Superstitious behaviour happens when we believe that one event causes another event without the involvement of any natural process. In a lot of cases, the superstitious ritual we perform actually has extremely little to do with the outcome we’re seeking. Wearing your lucky watch to an interview may have been what got you the job, but it more than likely wasn’t the only factor. So why do we sometimes act as if it was? One theory is that superstitious behaviour results from the uncertainty hypothesis – if we are unsure of an outcome, we will try to find a way to control it.

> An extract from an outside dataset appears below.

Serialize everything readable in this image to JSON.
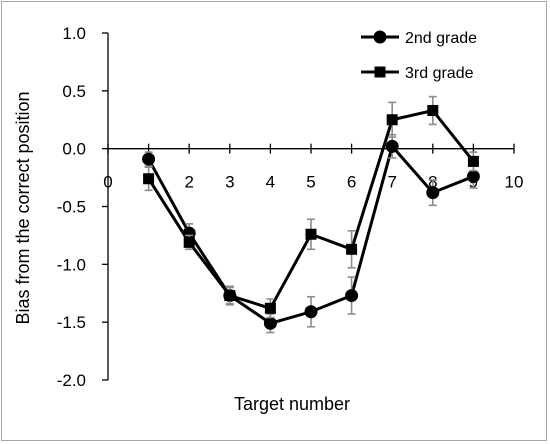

But what if our superstitious rituals actually do lead to better performance? One study by Damisch and colleagues in 2010 suggests this might be the case. In a series of four experiments, they found that activating good-luck-related superstitions by using a common saying or action (such as “break a leg” or keeping one’s fingers crossed) or by way of a lucky charm, improves subsequent performance in memory, anagram games, motor dexterity and golfing. As unlikely as this might seem, the researchers identified that the mechanism behind this improved performance is an increase in perceived self-efficacy. Self-efficacy is our personal belief in our own capabilities to see a task through or succeed in a particular situation. By activating a superstition, the participants in the study boosted their confidence in mastering the subsequent tasks, which in turn improved their performance.
Superstitious behaviour and rituals are generally harmless features of most of our lives. However, when a need to engage in a ritual becomes an essential part of a person’s life or leads to any of the symptoms of anxiety – excessive worry, tension or obsessive thoughts – it has crossed from being the ‘magical’ thinking of superstition to the ‘irrational’ thinking of a problem behaviour.
You may believe that today is especially lucky, unlucky or just the same as any other Friday. However, the important thing to remember is that it is you, not the power of superstition, that has control over many of the things that happen in your life!